I recall the words that a refugee named Truong said to me in America back in the 1980’s. “If you go to Laos,” he said bluntly, “they shoot you.” Truong was a Hmong refugee, resettled in America. He’d spent years in Nong Kai, after escaping across the Mekong. More than a few refugees had been shot, and died on the river as they attempted to escape the communists back in those difficult years.
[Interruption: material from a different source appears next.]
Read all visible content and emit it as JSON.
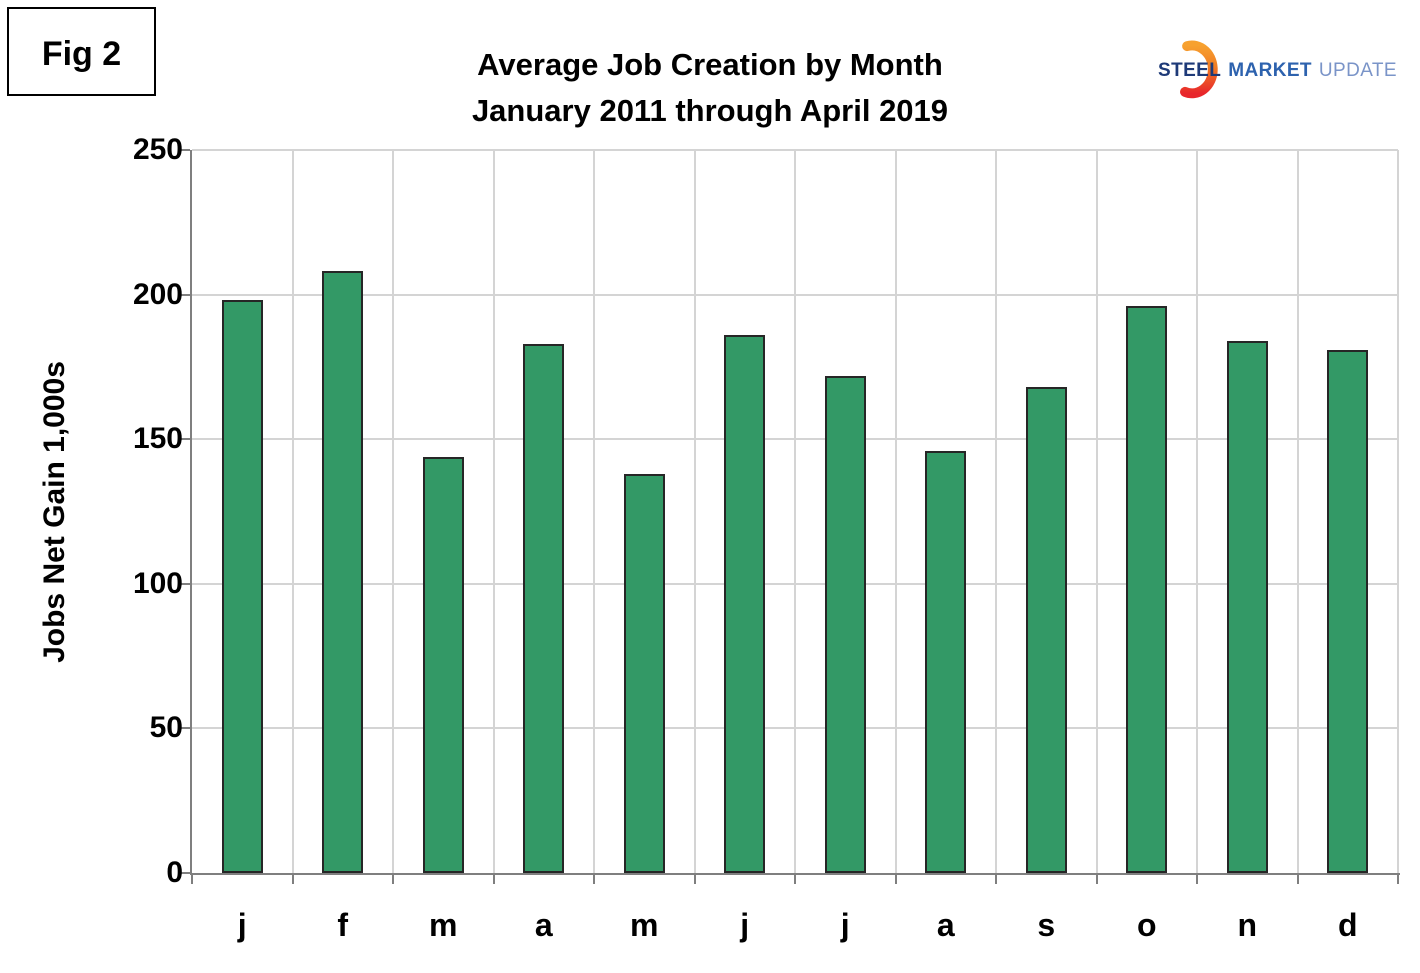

Most Laotian refugees in Thailand have since found asylum in third countries. While most conflict ended, some refugee problems continue. In recent years small groups of Hmong have been forcibly returned to Laos against their will. There are still an undetermined number of refugees in Thailand today. Since Thailand already had its own Hmong minority before the war, exact numbers are difficult to tabulate. More than 100 Hmong are being held in a Nong Kai detention center, while a few thousand more still live in refugee camps. Other undocumented refugees are still in hiding in Thailand, living under the radar. 
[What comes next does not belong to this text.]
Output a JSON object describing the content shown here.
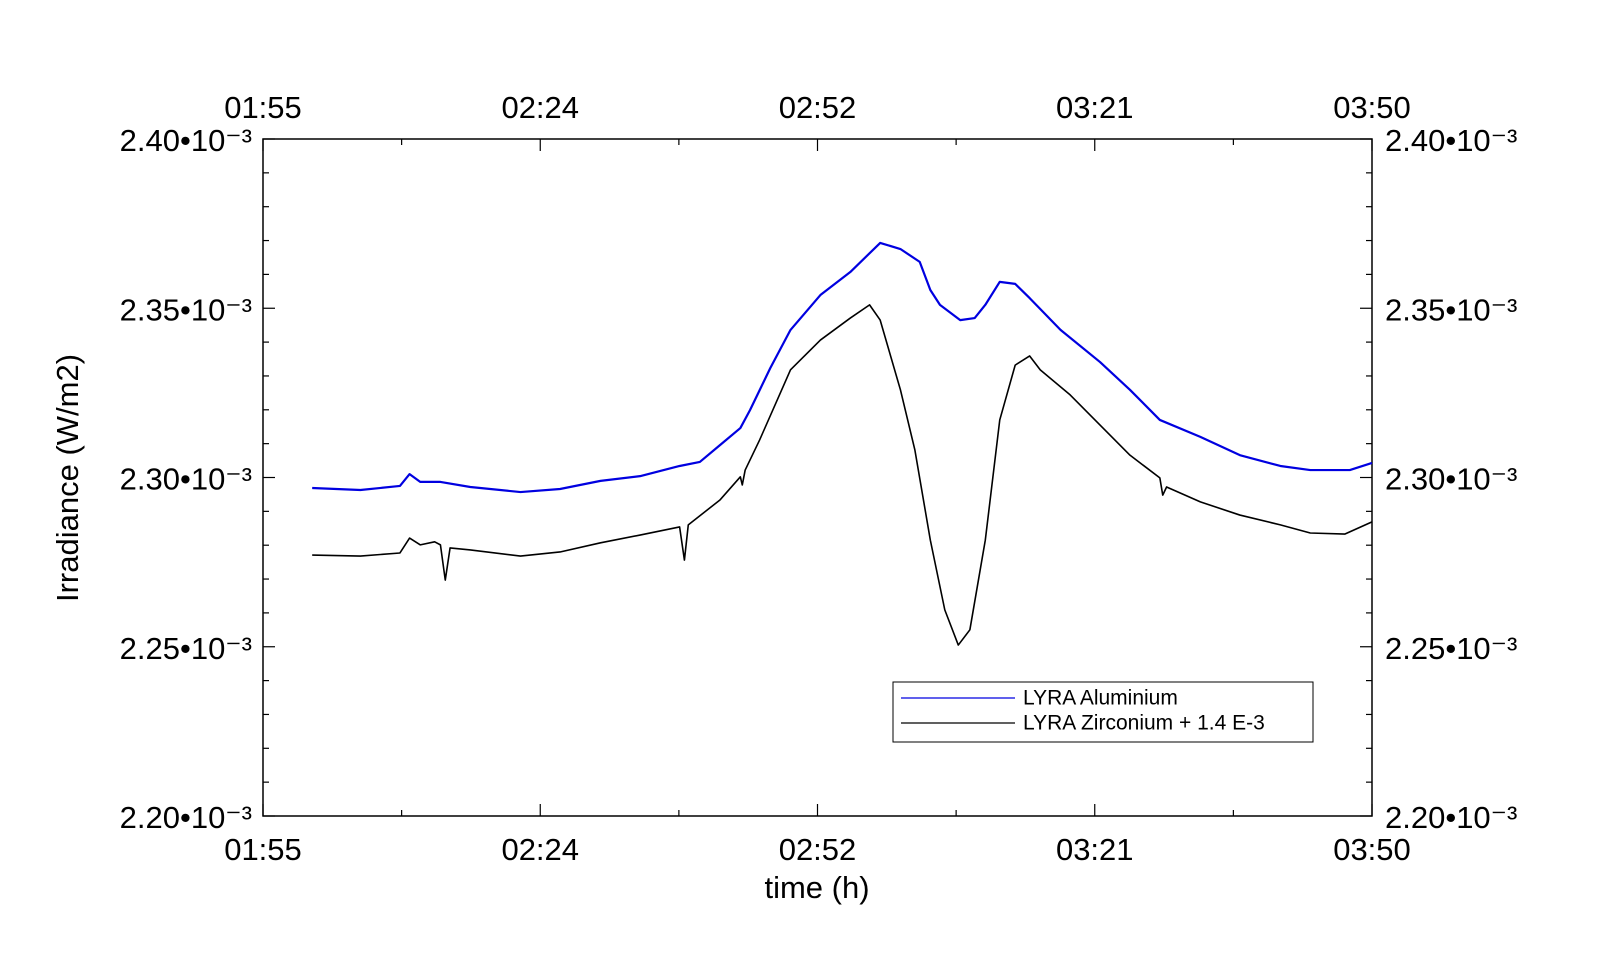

Here at Friendship Bridge, Laotians heading over to live in Thailand these days are mainly economic migrants. With more prosperity in Thailand, plenty of poor Laotians move there to work, both legally and illegally. Crossing for these migrants is now peaceful and orderly, and the military and police presence is greatly reduced. Looking around, I don’t see any patrols, armed police are few, and even the soldier I encountered earlier was armed only with a radio. Most conflict today, is over smuggling. Some contraband is hidden in cargo crossing the Friendship Bridge. With such a long unguarded riverbank, other goods are brought across by boat. But this is not without hazards. There are still reports of Laotian militia firing at boats on the Mekong after dark. 

Across on the Thai side, I see an old abandoned riverboat beached on the riverbank. Except for that old boat, everything else on the Thai side looks newer, and far more prosperous than in Laos. Thai houses are larger, more modern, and more numerous. The difference in numbers isn’t surprising, since the population of Thailand is nearly 10 times that of Laos. 

Here on the Laotian side, is another imposing feature. Just upriver from me, enormous red and white power transmission towers rise high into the sky. You wouldn’t expect these in a country where many villages still don’t have electricity. These must be the tallest electrical towers in all of Laos. They reach from one side of the Mekong all the way across to the other. These lines provide one of the country’s top exports: hydroelectric power. Sent through these lines to power hungry Thailand, Laotian hydropower is fueling factories in the Thai northeast. These days, Laos is sending electric power to Nong Kai, rather than refugees. 

I’ll see more of the country’s controversial hydroelectric dams, and more on the plight of Hmong refugees, as I continue my journey north.